Rerito / Penjing

C++20 Generalized Suffix Tree implementation
MIT License
12 stars 0 forks source link

Leaf functionality missing #3

Open nonbasketless opened 5 years ago

nonbasketless commented 5 years ago

Hello Rerito! Thank you for writing this elegant library.

I'm working on finding largest common substrings of relatively big data, and I'm suspecting the leaf functionality needs to be in place for this to work. Would it entail a lot of work? I'm a bit clueless, but if you point me in the right direction I'd be happy to do it myself and share.

Rerito commented 5 years ago

Hi! Thanks for your message!

Before I dig into the subject at hand, I suggest you take a look an my second go at suffix trees (requires C++17 for string_view): https://github.com/Rerito/suffix-tree-v2

Since you are looking for an algorithm to find the longest common substring from a generalized suffix tree, I will elaborate a bit on that. The first thing to note is that the longest common substring is guaranteed to be an explicit state of the tree, so it is directly represented by a node in the tree (you can prove that using a reductio a absurdum argument).

There is a top-down approach that goes like this

  1. Create a queue holding pairs of (nodes, depth) and push (root, 0) to it and initialize such a pair bestMatch with (root, 0)
  2. While the queue is not empty:
    1. Pop its head (node, depth)
    2. If depth is greater than the depth in bestMatch, replace bestMatch with (node, depth)
    3. For each child node (child, childDepth), if child is common to all the strings in the tree, push it to the queue

As you can notice, with this approach, you need a way to tell for each node the set of strings of which it represents a substring. This can be done by annotating each node with the IDs of the strings of which it is a substring, this annotation step can be performed at the end of the insertion and takes linear amortized time (assuming hash sets are used). Of course that annotation can be implemented as a unordered_map< node*, unordered_set< string_id > > of some kind on the side instead of being directly embedded inside a node.

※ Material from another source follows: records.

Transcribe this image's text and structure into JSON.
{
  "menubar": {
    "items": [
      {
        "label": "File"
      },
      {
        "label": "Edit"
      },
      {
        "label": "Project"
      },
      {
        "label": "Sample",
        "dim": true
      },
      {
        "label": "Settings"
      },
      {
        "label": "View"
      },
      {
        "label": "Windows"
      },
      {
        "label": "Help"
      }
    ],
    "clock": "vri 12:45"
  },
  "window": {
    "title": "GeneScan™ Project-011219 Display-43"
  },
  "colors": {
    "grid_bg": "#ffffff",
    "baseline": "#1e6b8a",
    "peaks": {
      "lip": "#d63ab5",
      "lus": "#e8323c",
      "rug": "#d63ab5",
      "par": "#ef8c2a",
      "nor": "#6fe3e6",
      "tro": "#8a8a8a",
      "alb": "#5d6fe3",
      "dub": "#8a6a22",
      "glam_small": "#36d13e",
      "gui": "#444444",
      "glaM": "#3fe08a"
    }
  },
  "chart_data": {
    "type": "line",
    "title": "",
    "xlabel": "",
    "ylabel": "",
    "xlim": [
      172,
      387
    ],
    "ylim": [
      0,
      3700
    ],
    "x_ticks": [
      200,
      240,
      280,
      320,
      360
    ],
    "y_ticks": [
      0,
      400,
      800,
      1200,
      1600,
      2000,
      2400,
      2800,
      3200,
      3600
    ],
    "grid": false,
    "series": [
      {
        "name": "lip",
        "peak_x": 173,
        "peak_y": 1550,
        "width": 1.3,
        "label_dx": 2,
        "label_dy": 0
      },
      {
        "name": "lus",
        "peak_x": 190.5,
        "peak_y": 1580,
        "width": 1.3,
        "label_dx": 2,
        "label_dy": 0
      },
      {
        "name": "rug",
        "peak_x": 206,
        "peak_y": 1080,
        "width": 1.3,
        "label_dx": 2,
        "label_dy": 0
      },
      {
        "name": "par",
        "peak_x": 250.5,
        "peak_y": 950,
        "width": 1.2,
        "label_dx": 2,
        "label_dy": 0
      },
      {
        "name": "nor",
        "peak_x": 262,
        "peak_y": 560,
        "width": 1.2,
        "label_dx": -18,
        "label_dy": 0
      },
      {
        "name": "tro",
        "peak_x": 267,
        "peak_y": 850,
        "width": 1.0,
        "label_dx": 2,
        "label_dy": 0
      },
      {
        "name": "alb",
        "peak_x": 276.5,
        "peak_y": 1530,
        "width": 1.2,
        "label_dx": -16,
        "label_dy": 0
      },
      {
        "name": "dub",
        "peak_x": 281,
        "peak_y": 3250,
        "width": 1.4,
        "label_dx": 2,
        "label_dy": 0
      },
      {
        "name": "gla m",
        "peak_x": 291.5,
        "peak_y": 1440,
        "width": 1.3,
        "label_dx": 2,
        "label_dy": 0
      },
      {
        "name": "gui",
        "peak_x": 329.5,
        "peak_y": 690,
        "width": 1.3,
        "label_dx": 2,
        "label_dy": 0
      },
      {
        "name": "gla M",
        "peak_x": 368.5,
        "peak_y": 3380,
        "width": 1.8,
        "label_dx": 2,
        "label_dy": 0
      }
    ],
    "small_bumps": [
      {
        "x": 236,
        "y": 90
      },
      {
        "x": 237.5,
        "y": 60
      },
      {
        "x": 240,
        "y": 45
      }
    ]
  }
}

The bottom up approach only requires annotating the leaves at the expense of a suboptimal theoretical complexity. I have not yet dived into that though...

nonbasketless commented 5 years ago

Well this is very thorough, thank you kindly for the explanation!

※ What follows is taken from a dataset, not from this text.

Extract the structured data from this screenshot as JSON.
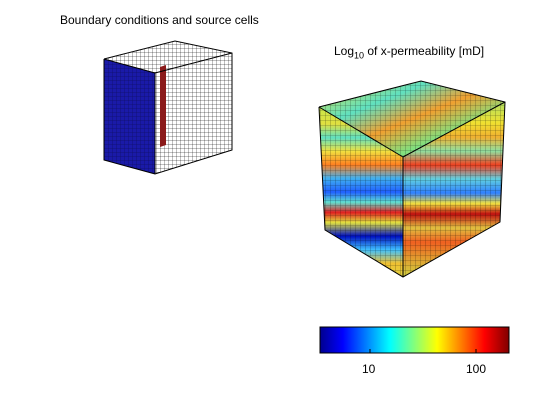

I think I have what I need to do it on my own then, but I'm more of a computational scientist and less of a computer scientist. Would you be interested in creating a fork with a function to find the longest common substring (or better, n longest common substrings) of two strings? Ideally it'd support strings of 8 bit characters all the way through 64 bit. I need this for a client and I can pay for it, I'm asking because I think you can do this faster than me. Email probably better, try my username here @gmail.com.

nonbasketless commented 5 years ago

Oh, and one more thing: I searched the internet high and low for a good generalized suffix tree library, and your v2 never came up (though I know now I could've found it through your user page here). I guess since it's linked from SO it's so much easier to find. So, if I were you, I'd add a note to the original experiment that v2 exists ;)

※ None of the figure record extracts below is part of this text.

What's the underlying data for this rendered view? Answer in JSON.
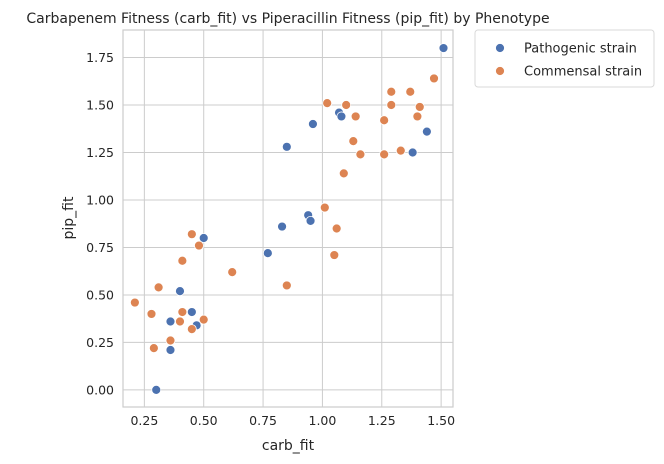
{
  "chart_data": {
    "type": "scatter",
    "title": "Carbapenem Fitness (carb_fit) vs Piperacillin Fitness (pip_fit) by Phenotype",
    "xlabel": "carb_fit",
    "ylabel": "pip_fit",
    "xlim": [
      0.16,
      1.55
    ],
    "ylim": [
      -0.09,
      1.895
    ],
    "xticks": [
      0.25,
      0.5,
      0.75,
      1.0,
      1.25,
      1.5
    ],
    "xtick_labels": [
      "0.25",
      "0.50",
      "0.75",
      "1.00",
      "1.25",
      "1.50"
    ],
    "yticks": [
      0.0,
      0.25,
      0.5,
      0.75,
      1.0,
      1.25,
      1.5,
      1.75
    ],
    "ytick_labels": [
      "0.00",
      "0.25",
      "0.50",
      "0.75",
      "1.00",
      "1.25",
      "1.50",
      "1.75"
    ],
    "grid": true,
    "legend_position": "outside-top-right",
    "series": [
      {
        "name": "Pathogenic strain",
        "color": "#4c72b0",
        "points": [
          {
            "x": 1.51,
            "y": 1.8
          },
          {
            "x": 1.44,
            "y": 1.36
          },
          {
            "x": 1.38,
            "y": 1.25
          },
          {
            "x": 1.07,
            "y": 1.46
          },
          {
            "x": 1.08,
            "y": 1.44
          },
          {
            "x": 0.96,
            "y": 1.4
          },
          {
            "x": 0.85,
            "y": 1.28
          },
          {
            "x": 0.94,
            "y": 0.92
          },
          {
            "x": 0.95,
            "y": 0.89
          },
          {
            "x": 0.83,
            "y": 0.86
          },
          {
            "x": 0.77,
            "y": 0.72
          },
          {
            "x": 0.5,
            "y": 0.8
          },
          {
            "x": 0.4,
            "y": 0.52
          },
          {
            "x": 0.45,
            "y": 0.41
          },
          {
            "x": 0.36,
            "y": 0.36
          },
          {
            "x": 0.47,
            "y": 0.34
          },
          {
            "x": 0.36,
            "y": 0.21
          },
          {
            "x": 0.3,
            "y": 0.0
          }
        ]
      },
      {
        "name": "Commensal strain",
        "color": "#dd8452",
        "points": [
          {
            "x": 1.47,
            "y": 1.64
          },
          {
            "x": 1.29,
            "y": 1.57
          },
          {
            "x": 1.37,
            "y": 1.57
          },
          {
            "x": 1.02,
            "y": 1.51
          },
          {
            "x": 1.1,
            "y": 1.5
          },
          {
            "x": 1.29,
            "y": 1.5
          },
          {
            "x": 1.41,
            "y": 1.49
          },
          {
            "x": 1.14,
            "y": 1.44
          },
          {
            "x": 1.26,
            "y": 1.42
          },
          {
            "x": 1.4,
            "y": 1.44
          },
          {
            "x": 1.13,
            "y": 1.31
          },
          {
            "x": 1.16,
            "y": 1.24
          },
          {
            "x": 1.26,
            "y": 1.24
          },
          {
            "x": 1.33,
            "y": 1.26
          },
          {
            "x": 1.09,
            "y": 1.14
          },
          {
            "x": 1.01,
            "y": 0.96
          },
          {
            "x": 1.06,
            "y": 0.85
          },
          {
            "x": 1.05,
            "y": 0.71
          },
          {
            "x": 0.85,
            "y": 0.55
          },
          {
            "x": 0.62,
            "y": 0.62
          },
          {
            "x": 0.45,
            "y": 0.82
          },
          {
            "x": 0.48,
            "y": 0.76
          },
          {
            "x": 0.41,
            "y": 0.68
          },
          {
            "x": 0.31,
            "y": 0.54
          },
          {
            "x": 0.21,
            "y": 0.46
          },
          {
            "x": 0.28,
            "y": 0.4
          },
          {
            "x": 0.41,
            "y": 0.41
          },
          {
            "x": 0.4,
            "y": 0.36
          },
          {
            "x": 0.5,
            "y": 0.37
          },
          {
            "x": 0.45,
            "y": 0.32
          },
          {
            "x": 0.36,
            "y": 0.26
          },
          {
            "x": 0.29,
            "y": 0.22
          }
        ]
      }
    ]
  }
}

Rerito commented 5 years ago

That is an excellent suggestion I will indeed reference the v2 (which is better designed from a pure software engineering point of view: there are tests, you can drop it in your project and use the CMakeLists supplied...).

As for the Longest Common Substring algorithm, it is in my todo list and I have already thought of some of the design. I'll try to tackle this during my free time and cannot offer you a guaranteed time frame! However if time is critical to you, I'ld suggest you to use an actual professional grade library like SeqAn. However I did not find their implementation of the longest common substring algorithm.